The supported bilayers were examined visually by epifluorescence (19). After washing, SLBs revealed uniform surface fluorescence without dark defects or bright spots caused by adhering lipid particles. Continuity of the SLBs was confirmed by fluorescence recovery after photobleaching, with the dark bleached spot, observed after intense excitation light illumination, dissipating in 20–30 min for a continuous bilayer in which lateral diffusion of the fluorescent lipid molecules is not obstructed.
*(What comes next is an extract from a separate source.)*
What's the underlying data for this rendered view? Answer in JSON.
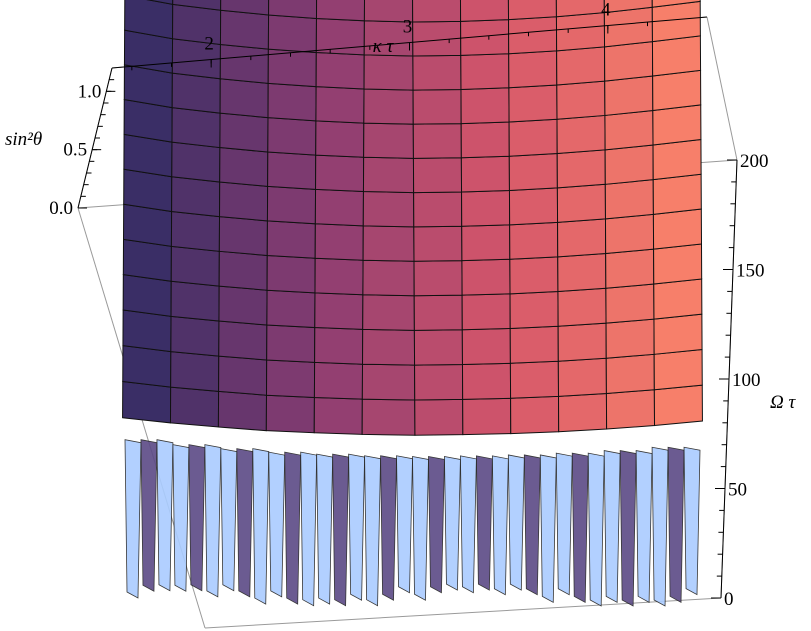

Total amount of lipid in an SLB was determined by solubilizing SLBs with 1% Triton X-100. Fluorescence spectra of solubilized lipids were then recorded (Cary Eclipse, Varian, Mulgrave, Victoria, Australia) with excitation at 470 nm and bandpasses of 20 and 5 nm for excitation and emission, respectively. Integrated intensity under these spectra was compared to that of the reference sample of solubilized fluorescent liposomes with known amount of lipid. Glass surface was found to accommodate 525 ± 8 pmol of lipid per 1 cm², which corresponds to mean area per lipid of 0.63 nm², in good agreement with the values estimated for phospholipid bilayers (20).

Fluorescence microscopy
Epifluorescence from supported membranes was observed with an inverted microscope (IM-35, Zeiss, Jena, Germany) using a 40x Neofluar objective and a mercury arc lamp as an excitation source. Filter sets appropriate for the observation of NBD (BP450-490, FT510, LP520) and Texas Red (BP546/12, FT580, LP590) were used. A neutral-density filter (optical density 1.0) was used to attenuate the excitation light.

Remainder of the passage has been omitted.